3. İbdâ' ve İllet-i Gâiyye Delîli. içinde bulunduğumuz âleme dikkatle bakacak olursak, onun çok güzel ve çok mükemmel olarak ve daha önce bir benzeri olmadan vücuda getirildiğini görürüz. Gökyüzü, güneş, ay, hülâsa canlı-cansız her varlık bir amaç için yaratılmıştır. Âlemde varolan hiçbir eşya faydasız, maksatsız ve boş yere yaratılmamıştır. Bu âlem bir güzellik, gaye ve vesîleler toplumudur. Âlemde en değerli varlık olan insan, rastgele vücuda gelmiş, sebepsiz ve gayesiz bir varlık değildir. Her azasıyla güzel, mükemmel, faydalı ve maksatlıdır. İnsanın yaratılışı güzel ve mükemmel olduğu gibi, yaratılış gayesi de Allah'ı bilmek, tanımak ve O'na ibadet etmektir. İnsanın olduğu gibi, canlı-cansız her mevcudun da varlığının bir gayesi, hikmet ve faydası vardır. İşte âlemde görülen canlı ve cansız varlıklardaki ibdâ ve gayeler manzumesi; bütün bunları icat edip yaratan bir yaratıcının varlığını, aynı zamanda o varlığın ilim ve kudret sahibi bir ilâh olduğunu isbat eder. Her şeyi bir maksada göre yaratan bu varlık, Vâcibu'l-Vücud olan Yüce Allah'tır. Kur'an-ı Kerîm'de bu delîli dile getiren bir çok ayet vardır. (Bakara, 2/22, Nebe', 78/6-16, ...)
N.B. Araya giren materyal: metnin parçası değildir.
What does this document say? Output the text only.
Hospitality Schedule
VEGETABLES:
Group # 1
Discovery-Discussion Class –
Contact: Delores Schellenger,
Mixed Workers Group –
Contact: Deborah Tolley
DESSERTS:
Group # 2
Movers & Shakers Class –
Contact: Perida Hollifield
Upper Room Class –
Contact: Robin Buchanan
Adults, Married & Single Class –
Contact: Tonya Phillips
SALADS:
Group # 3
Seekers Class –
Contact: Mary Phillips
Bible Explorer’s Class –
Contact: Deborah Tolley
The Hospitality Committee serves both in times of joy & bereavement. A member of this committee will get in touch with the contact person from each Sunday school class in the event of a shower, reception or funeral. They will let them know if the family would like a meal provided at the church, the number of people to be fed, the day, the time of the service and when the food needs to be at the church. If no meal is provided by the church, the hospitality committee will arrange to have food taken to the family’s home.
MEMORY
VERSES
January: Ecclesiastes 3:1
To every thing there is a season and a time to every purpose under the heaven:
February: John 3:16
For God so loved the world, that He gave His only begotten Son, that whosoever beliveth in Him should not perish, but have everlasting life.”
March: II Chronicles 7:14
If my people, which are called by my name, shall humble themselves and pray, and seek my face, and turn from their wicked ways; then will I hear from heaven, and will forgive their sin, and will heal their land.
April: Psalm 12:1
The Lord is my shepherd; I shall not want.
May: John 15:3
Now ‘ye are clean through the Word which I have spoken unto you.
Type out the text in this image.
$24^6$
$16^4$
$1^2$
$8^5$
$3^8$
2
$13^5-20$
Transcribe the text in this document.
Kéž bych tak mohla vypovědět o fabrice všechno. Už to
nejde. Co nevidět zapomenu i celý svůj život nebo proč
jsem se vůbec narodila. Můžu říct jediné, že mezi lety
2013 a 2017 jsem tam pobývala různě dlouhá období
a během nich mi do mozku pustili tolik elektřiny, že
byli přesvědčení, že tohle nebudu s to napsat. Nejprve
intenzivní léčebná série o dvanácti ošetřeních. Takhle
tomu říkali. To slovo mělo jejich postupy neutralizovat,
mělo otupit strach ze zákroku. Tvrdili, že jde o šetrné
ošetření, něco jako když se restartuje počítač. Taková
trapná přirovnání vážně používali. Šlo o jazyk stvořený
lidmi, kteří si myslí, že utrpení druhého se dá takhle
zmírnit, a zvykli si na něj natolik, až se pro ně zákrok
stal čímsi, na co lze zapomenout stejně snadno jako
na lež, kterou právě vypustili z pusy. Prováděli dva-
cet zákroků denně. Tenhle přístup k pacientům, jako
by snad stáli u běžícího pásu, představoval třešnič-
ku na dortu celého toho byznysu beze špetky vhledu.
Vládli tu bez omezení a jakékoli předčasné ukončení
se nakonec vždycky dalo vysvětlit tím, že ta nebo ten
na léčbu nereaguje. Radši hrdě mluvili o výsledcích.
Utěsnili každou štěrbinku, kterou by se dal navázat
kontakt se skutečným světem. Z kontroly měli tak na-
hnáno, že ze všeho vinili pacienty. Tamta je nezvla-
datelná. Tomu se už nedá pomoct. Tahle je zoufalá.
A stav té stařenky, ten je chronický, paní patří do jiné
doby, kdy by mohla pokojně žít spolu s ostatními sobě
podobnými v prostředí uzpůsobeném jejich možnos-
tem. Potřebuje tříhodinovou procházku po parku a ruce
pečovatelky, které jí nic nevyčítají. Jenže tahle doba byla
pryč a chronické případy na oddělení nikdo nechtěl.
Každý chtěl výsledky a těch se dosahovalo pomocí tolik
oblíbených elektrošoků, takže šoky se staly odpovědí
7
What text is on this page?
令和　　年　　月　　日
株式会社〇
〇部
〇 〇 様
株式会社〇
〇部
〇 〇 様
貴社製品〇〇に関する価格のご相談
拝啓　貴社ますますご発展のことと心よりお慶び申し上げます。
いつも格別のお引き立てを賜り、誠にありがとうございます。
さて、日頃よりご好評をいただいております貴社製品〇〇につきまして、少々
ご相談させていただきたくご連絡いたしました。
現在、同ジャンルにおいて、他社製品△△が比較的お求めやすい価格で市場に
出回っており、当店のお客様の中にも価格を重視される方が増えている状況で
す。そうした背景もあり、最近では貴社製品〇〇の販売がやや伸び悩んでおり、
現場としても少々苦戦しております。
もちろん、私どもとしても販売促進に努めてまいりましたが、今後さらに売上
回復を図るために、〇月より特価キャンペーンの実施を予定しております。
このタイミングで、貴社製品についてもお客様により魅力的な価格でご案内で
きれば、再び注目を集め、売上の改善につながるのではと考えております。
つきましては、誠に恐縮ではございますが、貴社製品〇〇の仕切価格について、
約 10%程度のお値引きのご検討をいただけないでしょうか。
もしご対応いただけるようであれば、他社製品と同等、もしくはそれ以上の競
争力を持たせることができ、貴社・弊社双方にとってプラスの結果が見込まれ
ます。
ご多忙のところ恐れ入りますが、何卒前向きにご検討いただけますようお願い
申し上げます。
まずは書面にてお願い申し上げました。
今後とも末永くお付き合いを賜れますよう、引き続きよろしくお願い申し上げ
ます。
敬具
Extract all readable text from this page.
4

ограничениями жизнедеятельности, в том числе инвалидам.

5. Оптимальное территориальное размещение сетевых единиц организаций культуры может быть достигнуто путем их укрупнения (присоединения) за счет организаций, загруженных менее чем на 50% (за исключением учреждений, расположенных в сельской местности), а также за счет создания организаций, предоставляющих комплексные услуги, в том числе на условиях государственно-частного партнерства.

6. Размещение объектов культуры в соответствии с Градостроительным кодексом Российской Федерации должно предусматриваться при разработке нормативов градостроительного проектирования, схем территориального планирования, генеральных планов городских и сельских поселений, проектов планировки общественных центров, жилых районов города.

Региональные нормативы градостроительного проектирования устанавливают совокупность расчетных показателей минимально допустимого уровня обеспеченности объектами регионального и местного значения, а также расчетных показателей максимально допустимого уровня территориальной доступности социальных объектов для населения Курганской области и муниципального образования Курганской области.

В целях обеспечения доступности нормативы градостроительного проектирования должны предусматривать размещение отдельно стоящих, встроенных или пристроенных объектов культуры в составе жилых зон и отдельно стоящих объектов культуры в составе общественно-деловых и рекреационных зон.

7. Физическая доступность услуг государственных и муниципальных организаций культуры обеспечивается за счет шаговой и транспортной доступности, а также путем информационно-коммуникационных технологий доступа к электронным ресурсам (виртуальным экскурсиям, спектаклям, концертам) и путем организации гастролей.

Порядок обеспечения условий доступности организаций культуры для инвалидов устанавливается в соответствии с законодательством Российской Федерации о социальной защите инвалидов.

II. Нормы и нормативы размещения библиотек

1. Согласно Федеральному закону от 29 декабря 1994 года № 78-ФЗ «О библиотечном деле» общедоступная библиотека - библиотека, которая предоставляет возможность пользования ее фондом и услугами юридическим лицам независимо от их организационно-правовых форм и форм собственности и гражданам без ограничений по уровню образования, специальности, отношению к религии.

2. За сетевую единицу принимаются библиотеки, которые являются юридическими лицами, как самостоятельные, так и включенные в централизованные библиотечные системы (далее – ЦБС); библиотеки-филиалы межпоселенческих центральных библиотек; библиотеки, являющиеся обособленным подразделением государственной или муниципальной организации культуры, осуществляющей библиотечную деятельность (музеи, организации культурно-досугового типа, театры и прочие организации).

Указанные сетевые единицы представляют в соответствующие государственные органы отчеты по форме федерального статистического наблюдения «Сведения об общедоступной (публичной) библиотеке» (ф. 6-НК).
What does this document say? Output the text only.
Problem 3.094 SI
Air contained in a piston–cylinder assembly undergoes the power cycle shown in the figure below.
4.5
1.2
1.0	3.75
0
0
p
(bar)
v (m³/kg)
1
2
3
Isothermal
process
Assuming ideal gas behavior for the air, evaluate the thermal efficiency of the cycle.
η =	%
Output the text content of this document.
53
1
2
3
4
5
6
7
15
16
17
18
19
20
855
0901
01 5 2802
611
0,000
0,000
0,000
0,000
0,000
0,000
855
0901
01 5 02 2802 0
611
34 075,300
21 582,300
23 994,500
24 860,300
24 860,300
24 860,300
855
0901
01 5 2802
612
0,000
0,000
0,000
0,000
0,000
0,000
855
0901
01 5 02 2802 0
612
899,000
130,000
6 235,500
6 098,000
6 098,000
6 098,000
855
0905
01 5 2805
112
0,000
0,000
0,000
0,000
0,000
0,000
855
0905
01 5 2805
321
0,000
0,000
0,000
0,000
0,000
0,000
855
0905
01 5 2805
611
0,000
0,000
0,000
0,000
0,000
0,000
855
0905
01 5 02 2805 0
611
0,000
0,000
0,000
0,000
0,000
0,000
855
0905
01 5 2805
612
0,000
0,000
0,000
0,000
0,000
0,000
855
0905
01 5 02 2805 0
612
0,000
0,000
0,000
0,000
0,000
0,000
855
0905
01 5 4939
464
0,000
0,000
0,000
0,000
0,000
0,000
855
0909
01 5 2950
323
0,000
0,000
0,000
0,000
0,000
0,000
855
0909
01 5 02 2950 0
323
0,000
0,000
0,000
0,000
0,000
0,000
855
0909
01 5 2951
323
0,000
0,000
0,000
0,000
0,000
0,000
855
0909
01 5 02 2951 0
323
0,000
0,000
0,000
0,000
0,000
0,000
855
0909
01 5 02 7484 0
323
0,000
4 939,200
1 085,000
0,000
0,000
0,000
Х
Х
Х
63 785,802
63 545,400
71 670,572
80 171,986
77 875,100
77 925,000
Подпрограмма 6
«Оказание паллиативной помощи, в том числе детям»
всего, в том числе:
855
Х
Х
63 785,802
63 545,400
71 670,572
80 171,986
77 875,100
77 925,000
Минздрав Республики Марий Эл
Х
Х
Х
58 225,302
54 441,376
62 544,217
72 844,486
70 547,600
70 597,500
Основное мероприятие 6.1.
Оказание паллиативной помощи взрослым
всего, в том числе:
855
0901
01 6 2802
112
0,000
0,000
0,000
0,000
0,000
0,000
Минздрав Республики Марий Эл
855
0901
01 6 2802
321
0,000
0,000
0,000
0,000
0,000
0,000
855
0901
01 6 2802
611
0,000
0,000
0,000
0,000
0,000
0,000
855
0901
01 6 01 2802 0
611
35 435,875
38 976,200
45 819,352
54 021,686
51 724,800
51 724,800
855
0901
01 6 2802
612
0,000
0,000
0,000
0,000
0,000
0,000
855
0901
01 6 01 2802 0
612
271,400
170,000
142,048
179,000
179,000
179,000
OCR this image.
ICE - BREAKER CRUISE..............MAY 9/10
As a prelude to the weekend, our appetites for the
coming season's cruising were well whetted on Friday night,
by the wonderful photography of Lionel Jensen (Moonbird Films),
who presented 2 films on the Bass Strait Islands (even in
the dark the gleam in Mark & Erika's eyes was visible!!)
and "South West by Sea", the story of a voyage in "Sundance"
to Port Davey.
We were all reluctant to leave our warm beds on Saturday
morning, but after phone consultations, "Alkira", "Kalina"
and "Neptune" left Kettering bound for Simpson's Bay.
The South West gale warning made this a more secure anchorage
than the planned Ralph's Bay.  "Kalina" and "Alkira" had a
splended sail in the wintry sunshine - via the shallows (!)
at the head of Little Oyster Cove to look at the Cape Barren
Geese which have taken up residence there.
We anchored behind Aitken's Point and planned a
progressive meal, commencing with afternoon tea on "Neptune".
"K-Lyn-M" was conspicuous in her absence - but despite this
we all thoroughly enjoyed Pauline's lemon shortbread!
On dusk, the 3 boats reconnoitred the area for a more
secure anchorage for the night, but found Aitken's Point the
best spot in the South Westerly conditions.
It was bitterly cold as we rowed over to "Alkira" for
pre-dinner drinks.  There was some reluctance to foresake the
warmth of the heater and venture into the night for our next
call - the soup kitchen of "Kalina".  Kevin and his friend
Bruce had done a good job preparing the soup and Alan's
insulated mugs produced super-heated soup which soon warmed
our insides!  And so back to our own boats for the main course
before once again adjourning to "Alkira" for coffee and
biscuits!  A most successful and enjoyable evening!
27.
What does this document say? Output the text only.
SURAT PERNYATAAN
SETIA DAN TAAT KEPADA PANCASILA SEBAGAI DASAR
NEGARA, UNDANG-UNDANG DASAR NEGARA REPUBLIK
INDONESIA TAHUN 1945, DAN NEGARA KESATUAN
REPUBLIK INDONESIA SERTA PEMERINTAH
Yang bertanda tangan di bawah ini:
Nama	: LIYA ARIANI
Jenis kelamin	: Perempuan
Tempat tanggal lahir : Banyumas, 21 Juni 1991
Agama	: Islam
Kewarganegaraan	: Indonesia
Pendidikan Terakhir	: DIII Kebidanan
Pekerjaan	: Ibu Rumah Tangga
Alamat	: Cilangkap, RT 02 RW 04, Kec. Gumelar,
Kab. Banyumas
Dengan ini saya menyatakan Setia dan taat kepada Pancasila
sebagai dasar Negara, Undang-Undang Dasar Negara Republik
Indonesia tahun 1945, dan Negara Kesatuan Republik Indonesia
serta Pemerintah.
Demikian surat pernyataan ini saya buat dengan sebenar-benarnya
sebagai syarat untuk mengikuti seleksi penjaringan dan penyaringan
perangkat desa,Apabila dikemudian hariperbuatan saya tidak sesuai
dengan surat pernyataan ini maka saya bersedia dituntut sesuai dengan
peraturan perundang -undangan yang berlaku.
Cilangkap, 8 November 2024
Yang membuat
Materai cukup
Netice olarak diyebiliriz ki; inat ve garazdan uzak her sâlim akıl sahibi, Allah'ın kendisine lûtfettiği aklı kullanarak esere bakıp müessiri, binaya bakıp bânîsini, yaratılmışlara bakıp yaratıcısını keşfedebilir. Bunun için Allah, Kur'an'ın bir çok yerinde, zatının varlığına delil olabilecek eserlere bakmalarını, onun üzerinde düşünmelerini, akletmelerini istemektedir. Aklı delillere ilâveten Allah'ın varlığını isbat eden naklî delillere de kısaca göz atalım.

B) Naklî Deliller:

Naklî delillerden kastımız, Allah'ın varlığını dile getiren ve üzerinde düşünmemizi isteyen Kur'an ayetleridir. Sayıca bir hayli kabarık olan bu ayetlerden sadece birkaç tanesini zikredeceğiz:

1. "Biz yeryüzünü bir beşik, dağlan da onun için birer kazık kılmadık mı? Sizi çift çift yarattık, uykunuzu dinlenme vakti kıldık, geceyi bir örtü yaptık, gündüzü geçimi sağlama vakti kıldık, üstünüze yedi kat sağlam gök bina ettik, parlak ışık veren güneşi varettik, taneler, bitkiler ve ağaçları sarmaş-dolaş bahçeler yetiştirmek için yoğunlaşmış bulutlardan bol yağmur indirdik." (Nebe', 78/6-16).

2. "Göklerin ve yerin yaratılmasında, gece ile gündüzün birbiri ardınca gelmesinde, insanlara yararlı şeylerle denizde süzülen gemilerde, Allah'ın gökten indirip yeri ölümünden sonra dirilttiği suda, her türlü canlıyı orada yaymasında, rüzgârları ve yerle gök arasında emre amade duran bulutlan döndürmesinde, düşünen kimseler için deliller vardır." (el-Bakara, 2/164).

3. "Allah'ın göğü yedi kat üzerine nasıl yarattığını görmez misiniz? Aralarında Ay'a aydınlık vermiş ve güneşin ışık saçmasını sağlamıştır. Allah sizi yerden bir bitki olarak bitirdi. Sonra yine oraya geri çevirecek ve tekrar çıkaracaktır. " (Nûh, 71/15-18).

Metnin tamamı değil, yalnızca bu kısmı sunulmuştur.